Les Motions de Censure au Sénégal : De 1962 à Aujourd’hui, une Arme Politique en Mutation

Les Motions de Censure au Sénégal : De 1962 à Aujourd’hui, une Arme Politique en Mutation

Depuis 1962, les motions de censure au Sénégal ont façonné le paysage politique du pays, oscillant entre instrument de contrôle démocratique et arme de déstabilisation. Le dernier épisode en date voit le président du groupe parlementaire Benno Bokk Yaakaar (Bby), Abdou Mbow, mener une offensive pour obtenir la démission du Premier ministre Ousmane Sonko. La motion de censure, déposée récemment, pourrait marquer un tournant historique.

Hier, Abdou Mbow et ses collègues ont officiellement déposé une motion de censure auprès du président de l’Assemblée nationale, Amadou Mame Diop. Ce geste intervient après le rejet, lundi dernier, du projet de loi visant à supprimer le Haut Conseil des Collectivités Territoriales (HCCT) et le Conseil Économique, Social et Environnemental (CESE). À l’approche de cette nouvelle session parlementaire, l’histoire des motions de censure au Sénégal est de nouveau au cœur du débat.

Historique des Motions de Censure au Sénégal

Depuis l’indépendance, seules cinq motions de censure ont été soumises au vote de l’Assemblée nationale, et une seule a abouti : celle de 1962, qui provoqua une crise politique majeure. Le Président Macky Sall est le seul à avoir affronté deux motions sans que son gouvernement ne soit renversé. Aujourd’hui, alors que le Président Bassirou Diomaye Faye ne détient pas la majorité au sein de l’Hémicycle, la nouvelle initiative de Bby a de fortes chances d’aboutir, à condition que la dynamique actuelle, marquée par le rejet du projet de loi sur le HCCT et le CESE, se maintienne.

Un Instrument Politique Ambigu

La motion de censure, perçue tantôt comme un instrument de vertu politique, tantôt comme une arme vicieuse, est aujourd’hui au centre de la stratégie de Bby pour renverser le gouvernement dirigé par Ousmane Sonko. Cette tentative s’inscrit dans une série d’affrontements politiques, rappelant les nombreuses batailles législatives du passé, de Léopold Sédar Senghor à Macky Sall.

Le Cas de 1962

La seule motion de censure réussie au Sénégal remonte au 17 décembre 1962, sous le règne de l’Union Progressiste Sénégalaise (UPS). Ce fut un coup de théâtre, orchestré par des députés du même parti, contre le gouvernement du président du Conseil de l’époque, Mamadou Dia. Depuis, le Sénégal a connu plusieurs tentatives de motions, notamment sous Abdou Diouf en 1998, où l’opposition, menée par Djibo Leyti Ka, tenta de renverser le Premier ministre Mamadou Lamine Loum sans succès.

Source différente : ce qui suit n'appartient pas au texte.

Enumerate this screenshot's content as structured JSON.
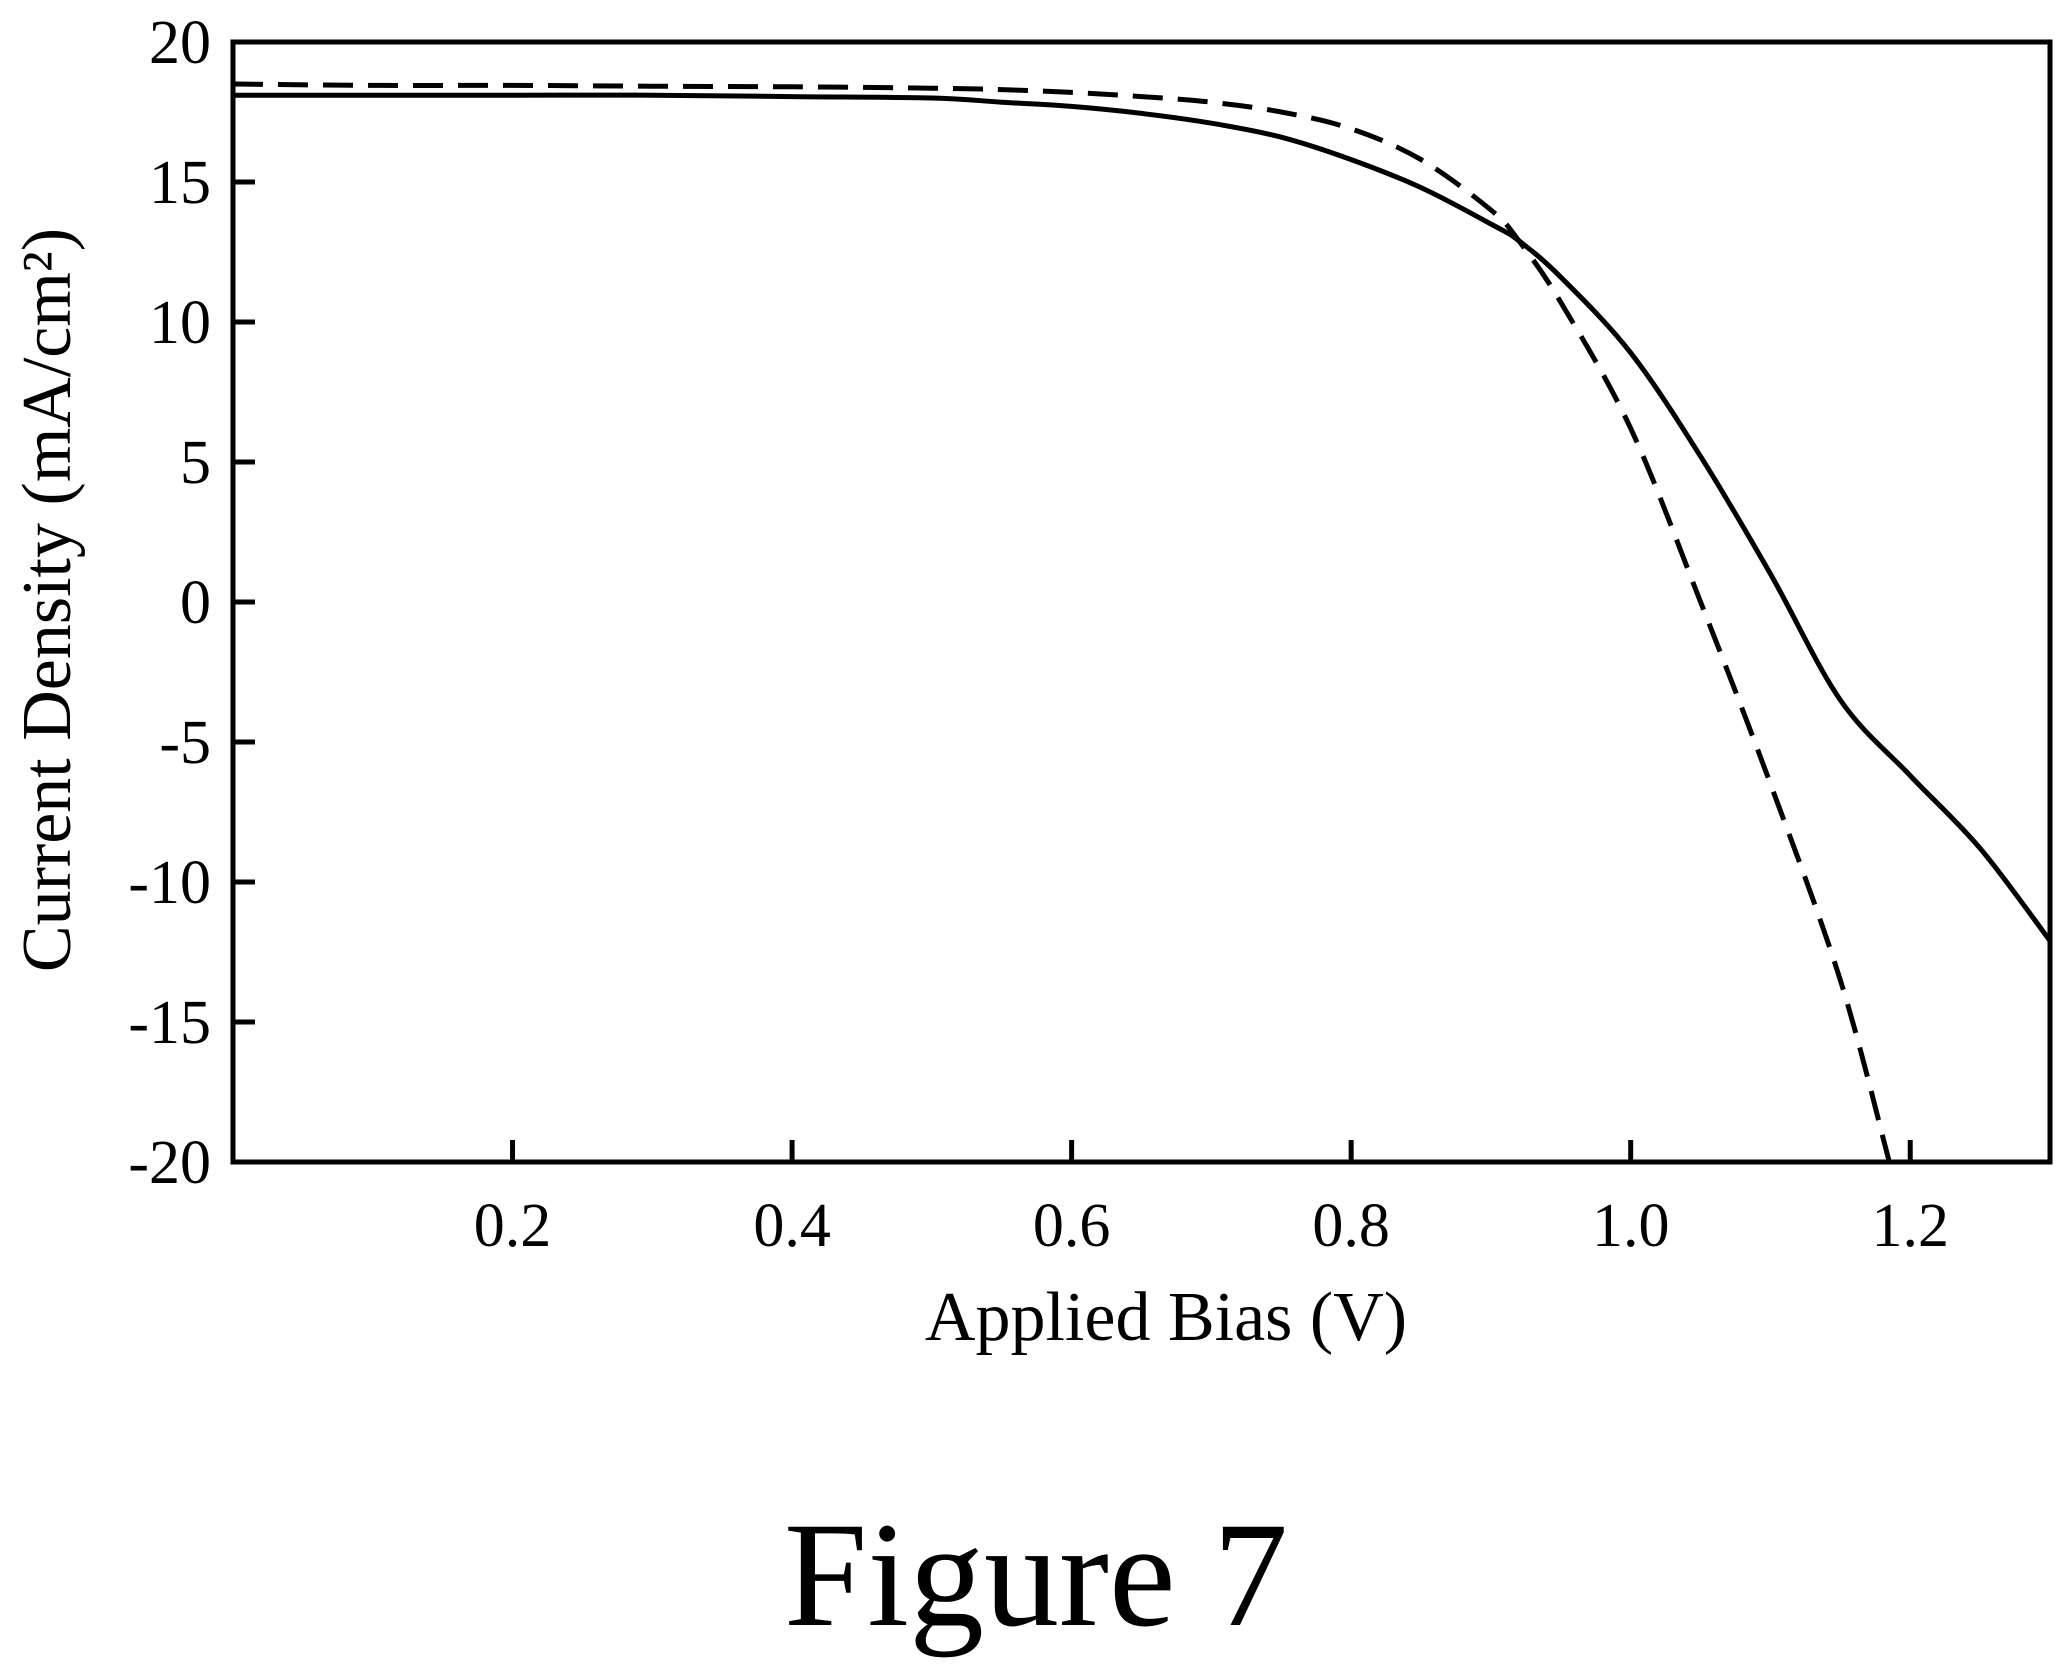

Macky Sall Face à Deux Tentatives

Le Président Macky Sall, quatrième chef d’État sénégalais, a lui aussi été confronté à deux motions de censure. La première, en 2012, visait le Premier ministre Abdoul Mbaye, mais échoua devant la majorité parlementaire Bby. Une deuxième tentative en 2022, contre le Premier ministre Amadou Ba, orchestrée par le groupe parlementaire Yewwi Askan Wi, n’eut pas plus de succès.

Une Sixième Motion en 2024 : Vers un Tournant Historique ?

Aujourd’hui, cinq mois après la troisième alternance du 24 mars 2024, une nouvelle motion de censure émerge, portée par la détermination de Bby. Alors que le projet de loi sur la dissolution du HCCT et du CESE a été rejeté, Bby attend de pied ferme le Premier ministre Ousmane Sonko. La déclaration de politique générale de ce dernier pourrait bien être l’occasion pour l’opposition de frapper fort, surtout si le président Bassirou Diomaye Faye décide de le faire comparaître devant les parlementaires.

Les semaines à venir seront décisives pour l’avenir politique du Sénégal, alors que la majorité parlementaire de Bby semble prête à entrer dans l’histoire en faisant tomber, pour la première fois sous l’ère Diomaye, un gouvernement par le biais d’une motion de censure.